El objetivo de la inmersión lingüística busca cohesionar a la sociedad, dotando a sus miembros de una competencia lingüística sin discriminaciones. Dos líneas lingüísticas paralelas conducirían al desencuentro. Cada persona usará luego la lengua que crea oportuna en las circunstancias de su vida, pero será capaz de escuchar, hablar y escribir en las dos oficiales. Conviene recordar que la lengua propia de Cataluña ha sufrido a lo largo de los tres últimos siglos una persecución insistente. Por ello, tiene que gozar de una especial protección. Más aun en un mundo globalizado, donde los poderes mediáticos pueden condicionar mucho las culturas de países sin Estado, a menos que se tenga el criterio ejemplar de Suiza. Quienes desean fracturar la sociedad desean tocar a la escuela impidiendo la inmersión lingüística.

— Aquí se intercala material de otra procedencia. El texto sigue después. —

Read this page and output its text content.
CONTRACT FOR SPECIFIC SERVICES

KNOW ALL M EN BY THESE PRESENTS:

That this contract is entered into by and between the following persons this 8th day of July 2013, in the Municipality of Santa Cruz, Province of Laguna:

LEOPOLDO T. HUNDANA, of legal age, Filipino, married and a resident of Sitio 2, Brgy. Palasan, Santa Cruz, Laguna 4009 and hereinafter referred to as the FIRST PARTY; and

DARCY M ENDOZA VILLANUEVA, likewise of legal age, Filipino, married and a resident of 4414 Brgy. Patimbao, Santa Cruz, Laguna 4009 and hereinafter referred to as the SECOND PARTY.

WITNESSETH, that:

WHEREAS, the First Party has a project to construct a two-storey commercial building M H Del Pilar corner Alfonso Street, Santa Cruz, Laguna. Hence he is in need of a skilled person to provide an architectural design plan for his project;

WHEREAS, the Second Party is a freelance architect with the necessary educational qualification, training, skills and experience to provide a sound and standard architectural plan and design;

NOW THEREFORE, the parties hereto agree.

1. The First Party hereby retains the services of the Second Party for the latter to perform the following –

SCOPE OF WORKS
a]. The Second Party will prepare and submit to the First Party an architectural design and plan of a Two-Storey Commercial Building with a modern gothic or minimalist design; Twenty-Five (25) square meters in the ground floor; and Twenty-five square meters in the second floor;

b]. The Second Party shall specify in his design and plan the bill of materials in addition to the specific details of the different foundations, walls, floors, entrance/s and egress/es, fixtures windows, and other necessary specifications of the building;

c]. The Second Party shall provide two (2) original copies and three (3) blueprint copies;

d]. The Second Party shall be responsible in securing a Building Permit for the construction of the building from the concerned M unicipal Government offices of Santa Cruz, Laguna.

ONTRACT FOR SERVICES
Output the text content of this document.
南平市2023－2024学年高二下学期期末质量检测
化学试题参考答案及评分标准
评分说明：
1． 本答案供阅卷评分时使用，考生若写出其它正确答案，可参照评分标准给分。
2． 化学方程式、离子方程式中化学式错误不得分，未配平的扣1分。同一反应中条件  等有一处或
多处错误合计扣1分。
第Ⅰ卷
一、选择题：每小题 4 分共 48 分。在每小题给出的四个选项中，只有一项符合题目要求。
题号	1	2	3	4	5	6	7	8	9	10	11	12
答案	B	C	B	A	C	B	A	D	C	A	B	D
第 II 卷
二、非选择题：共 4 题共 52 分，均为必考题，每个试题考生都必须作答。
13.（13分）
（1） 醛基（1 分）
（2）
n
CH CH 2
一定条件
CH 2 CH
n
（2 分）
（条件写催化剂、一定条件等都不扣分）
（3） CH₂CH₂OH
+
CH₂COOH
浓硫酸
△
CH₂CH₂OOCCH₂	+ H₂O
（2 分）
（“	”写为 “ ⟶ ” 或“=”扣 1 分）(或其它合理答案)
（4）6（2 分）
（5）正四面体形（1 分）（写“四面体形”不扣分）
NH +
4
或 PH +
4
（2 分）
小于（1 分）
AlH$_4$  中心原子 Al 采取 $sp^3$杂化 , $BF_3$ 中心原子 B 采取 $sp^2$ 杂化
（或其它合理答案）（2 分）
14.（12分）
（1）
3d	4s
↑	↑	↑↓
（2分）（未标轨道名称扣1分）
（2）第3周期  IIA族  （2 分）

La escuela catalana se ha visto enriquecida, sin duda, por la existencia de la pluralidad de centros. El diálogo entre la escuela pública y la escuela de iniciativa social ha sido fecundo. Hay quienes desean reducir a monopolio público la educación. Los poderes públicos tienen como prioridad garantizarla para todos, con la máxima cualidad posible. Los intentos de suprimir las escuelas concertadas son una manera también de tocar a la escuela catalana. El tejido social y productivo del país se ha fundamentado en esta sinergia entre proyecto público y proyecto de iniciativa social. Una sociedad pluralista como la nuestra, dentro de unos parámetros básicos compartidos, requiere esta riqueza. La aportación de las congregaciones religiosas ha sido constante y, en especial, pionera en la educación de la mujer.